Whoever this Lord Mardus was, whatever he was up to with his necromancers and pointless marches to nowhere, newly honed instincts told Beka that she was too close to learning his secrets to leave off now.

47

Cries rang out behind him as Alec fled the little clearing. The voices of the Man and the Other mingled for a moment, then were silent. An inchoate sense of confusion stirred again, but his animal consciousness drove him on, deeper into the forest and away from the carrion reek. He scented other Men in the forest around him but they were easy enough to evade.

The first time Nysander had cast the spell of intrinsic nature on him, all those months ago in the safety of the Oreska garden, Alec's conscious identity had been so totally overwhelmed by that of his beast form that Nysander had hastily changed him back before he could harm himself or anyone else in the resulting confusion.

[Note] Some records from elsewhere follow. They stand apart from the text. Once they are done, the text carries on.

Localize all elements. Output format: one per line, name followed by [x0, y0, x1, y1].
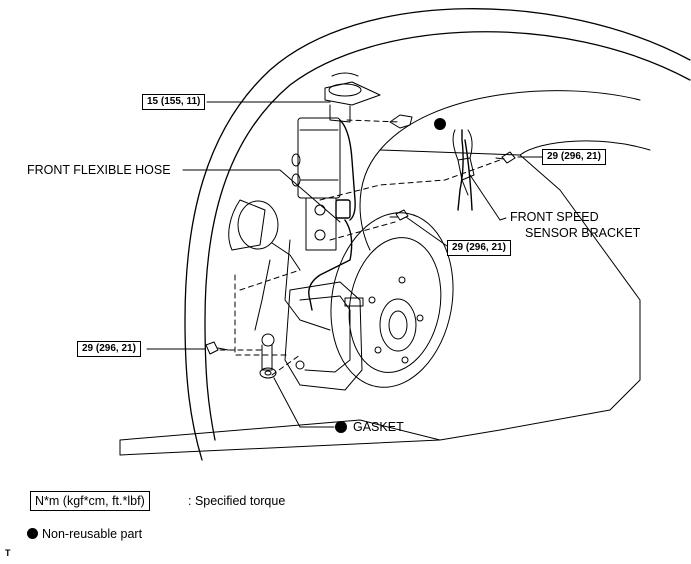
nonreusable-dot-top — [434, 118, 446, 130]
gasket-part — [259, 367, 277, 379]
callout-gasket: GASKET — [353, 420, 404, 434]
nonreusable-dot-icon — [27, 528, 38, 539]
knuckle — [228, 199, 301, 371]
nonreusable-dot-gasket — [335, 421, 347, 433]
legend-nonreusable: Non-reusable part — [27, 526, 142, 542]
callout-front-flexible-hose: FRONT FLEXIBLE HOSE — [27, 163, 171, 177]
assembly-lines — [219, 119, 501, 376]
speed-sensor-wire — [457, 129, 473, 211]
fender-liner — [119, 90, 651, 456]
leader-lines — [146, 101, 543, 428]
legend-torque-desc: : Specified torque — [188, 494, 286, 508]
callout-front-speed-sensor-bracket-line2: SENSOR BRACKET — [525, 226, 641, 240]
speed-sensor-bracket — [452, 129, 475, 196]
hose-clip — [389, 114, 413, 129]
torque-label-bracket-bolt: 29 (296, 21) — [542, 149, 606, 165]
torque-label-caliper-bolt: 29 (296, 21) — [77, 341, 141, 357]
corner-mark: T — [5, 548, 11, 558]
brake-rotor — [330, 212, 454, 388]
bolt-bracket — [495, 151, 516, 164]
brake-hose — [308, 119, 356, 311]
legend-nonreusable-label: Non-reusable part — [42, 527, 143, 541]
callout-front-speed-sensor-bracket-line1: FRONT SPEED — [510, 210, 599, 224]
bolt-caliper — [205, 341, 229, 355]
torque-label-top: 15 (155, 11) — [142, 94, 206, 110]
fender-arch — [184, 8, 691, 461]
legend-torque-units: N*m (kgf*cm, ft.*lbf) — [30, 491, 150, 511]
torque-label-hose-bolt: 29 (296, 21) — [447, 240, 511, 256]
bolt-hose — [389, 209, 409, 221]
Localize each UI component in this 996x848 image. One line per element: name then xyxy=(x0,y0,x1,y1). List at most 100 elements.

It was the same this time, and it had been his overpowering animal flight instinct that had undoubtedly saved his life.

The wind was alive with scent as he dashed headlong through the darkness. Heeding the warnings that came to his nose, he avoided the Plenimaran pickets, bounding through thickets and over gullies and deadfalls with unthinking ease. As he fled, his mind slowly recovered from the shock of the change, blending with that of the stag into a state of heightened awareness that was neither animal nor human.

Emerging from the trees onto a rocky sea cliff, he stopped for a moment, muzzle dark with foam. Below him the tide crashed against the rocks, sending up great fans of spray.

The comet was burning across the sky and sight of it sent a fresh wave of panic through him. Every muscle trembled and twitched, every instinct screamed flight.